In fact, it’s even more complicated than that. Base land values aside, there is no uniformity on what NRV provision is required. The standard assumption of provisioning “to a zero margin” is interpreted as zero margin before or after (a) interest costs, (b) central overheads, (c) site overheads and (d) selling and marketing expenses. Thus company A might chose to establish a zero margin before interest costs and overheads whereas company B might adopt the principle of zero margin after central and site overheads and sales and marketing, which could create an earnings before income and tax (EBIT) difference of 10%. Once again selective analysis can be dangerous.
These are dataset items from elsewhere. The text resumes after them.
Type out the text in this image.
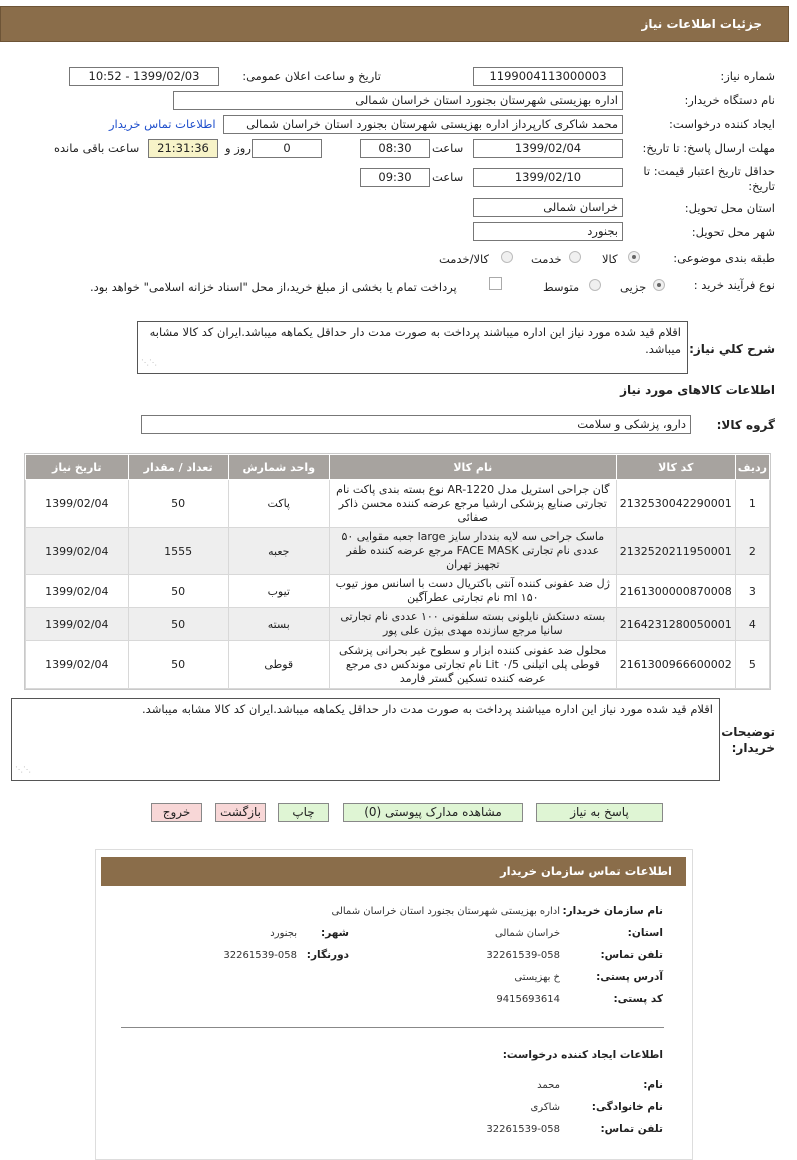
جزئیات اطلاعات نیاز
شماره نیاز:
1199004113000003
تاریخ و ساعت اعلان عمومی:
1399/02/03 - 10:52
نام دستگاه خریدار:
اداره بهزیستی شهرستان بجنورد استان خراسان شمالی
ایجاد کننده درخواست:
محمد شاکری کارپرداز اداره بهزیستی شهرستان بجنورد استان خراسان شمالی
اطلاعات تماس خریدار
مهلت ارسال پاسخ: تا تاریخ:
1399/02/04
ساعت
08:30
0
روز و
21:31:36
ساعت باقی مانده
حداقل تاریخ اعتبار قیمت: تا تاریخ:
1399/02/10
ساعت
09:30
استان محل تحویل:
خراسان شمالی
شهر محل تحویل:
بجنورد
طبقه بندی موضوعی:
کالا
خدمت
کالا/خدمت
نوع فرآیند خرید :
جزیی
متوسط
پرداخت تمام یا بخشی از مبلغ خرید،از محل "اسناد خزانه اسلامی" خواهد بود.
شرح کلي نياز:
اقلام قید شده مورد نیاز این اداره میباشند پرداخت به صورت مدت دار حداقل یکماهه میباشد.ایران کد کالا مشابه میباشد.
⋰⋰
اطلاعات کالاهای مورد نیاز
گروه کالا:
دارو، پزشکی و سلامت
ردیف	کد کالا	نام کالا	واحد شمارش	تعداد / مقدار	تاریخ نیاز
1	2132530042290001	گان جراحی استریل مدل AR-1220 نوع بسته بندی پاکت نام تجارتی صنایع پزشکی ارشیا مرجع عرضه کننده محسن ذاکر صفائی	پاکت	50	1399/02/04
2	2132520211950001	ماسک جراحی سه لایه بنددار سایز large جعبه مقوایی ۵۰ عددی نام تجارتی FACE MASK مرجع عرضه کننده ظفر تجهیز تهران	جعبه	1555	1399/02/04
3	2161300000870008	ژل ضد عفونی کننده آنتی باکتریال دست با اسانس موز تیوب ۱۵۰ ml نام تجارتی عطرآگین	تیوب	50	1399/02/04
4	2164231280050001	بسته دستکش نایلونی بسته سلفونی ۱۰۰ عددی نام تجارتی سانیا مرجع سازنده مهدی بیژن علی پور	بسته	50	1399/02/04
5	2161300966600002	محلول ضد عفونی کننده ابزار و سطوح غیر بحرانی پزشکی قوطی پلی اتیلنی Lit ۰/5 نام تجارتی موندکس دی مرجع عرضه کننده تسکین گستر فارمد	قوطی	50	1399/02/04
توضیحات خریدار:
اقلام قید شده مورد نیاز این اداره میباشند پرداخت به صورت مدت دار حداقل یکماهه میباشد.ایران کد کالا مشابه میباشد.
⋰⋰
پاسخ به نیاز
مشاهده مدارک پیوستی (0)
چاپ
بازگشت
خروج
اطلاعات تماس سازمان خریدار
نام سازمان خریدار:
اداره بهزیستی شهرستان بجنورد استان خراسان شمالی
استان:
خراسان شمالی
شهر:
بجنورد
تلفن تماس:
32261539-058
دورنگار:
32261539-058
آدرس پستی:
خ بهزیستی
کد پستی:
9415693614
اطلاعات ایجاد کننده درخواست:
نام:
محمد
نام خانوادگی:
شاکری
تلفن تماس:
32261539-058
To bring this whole debate to the present, and further confuse matters, let’s consider the case of Persimmon. In its results for the six months to June it actually released £28m of the £624m NRV provision it made last year! Subsequently, both Taylor Wimpey and Redrow significantly increased their land provisions over the same period, a period when selling prices stabilised and may have improved. Moreover, Persimmon’s £28m net release masks much larger gross movements; it actually released £149m or 23% of its original writedown, but at the same time made an additional £121m in provisions, equivalent to 18.5% of land value. Persimmon cited price stability versus its NRV assumption (that is: 27% off selling prices), lower build costs, mix changes and site replanning as reasons for the changes. We must presume the first two factors to be positive and the final point to be a major negative. Persuasive arguments just muddy the waters even more and scream out for some sort of industry conformity on the issues of land evaluation and provisioning.

So what can we conclude from all this? I think the following:

  • Persimmon’s release makes a mockery of rivals’ aggressive revisiting of provisioning in June. It may also make it harder for, say, Barratt to make further writedowns to equally conservative levels
  • Provision releases will make genuine profits even more opaque and future results more volatile, so firms will be harder to compare
  • Given the current industry predilection for replanning, should we worry about hidden devaluation. Under PPG3, replanning was formerly presumed to “add value” to the landbank. Not now, it appears
  • It raises serious questions about the industry’s cyclical profits recovery, in my view. If companies are going to writeback NRV provisions as prices stabilise rather than crystallise those “gains” through completions in the profit and loss accounts, it will only serve to constrain margins and earning.

However, maybe it’s wrong to be concerned about land value provisioning, since the one thing all housebuilders seem to be agreed on is that it’s right to be back in the land market. That probably answers the crucial question about where land values are headed … but it also poses lots of new ones.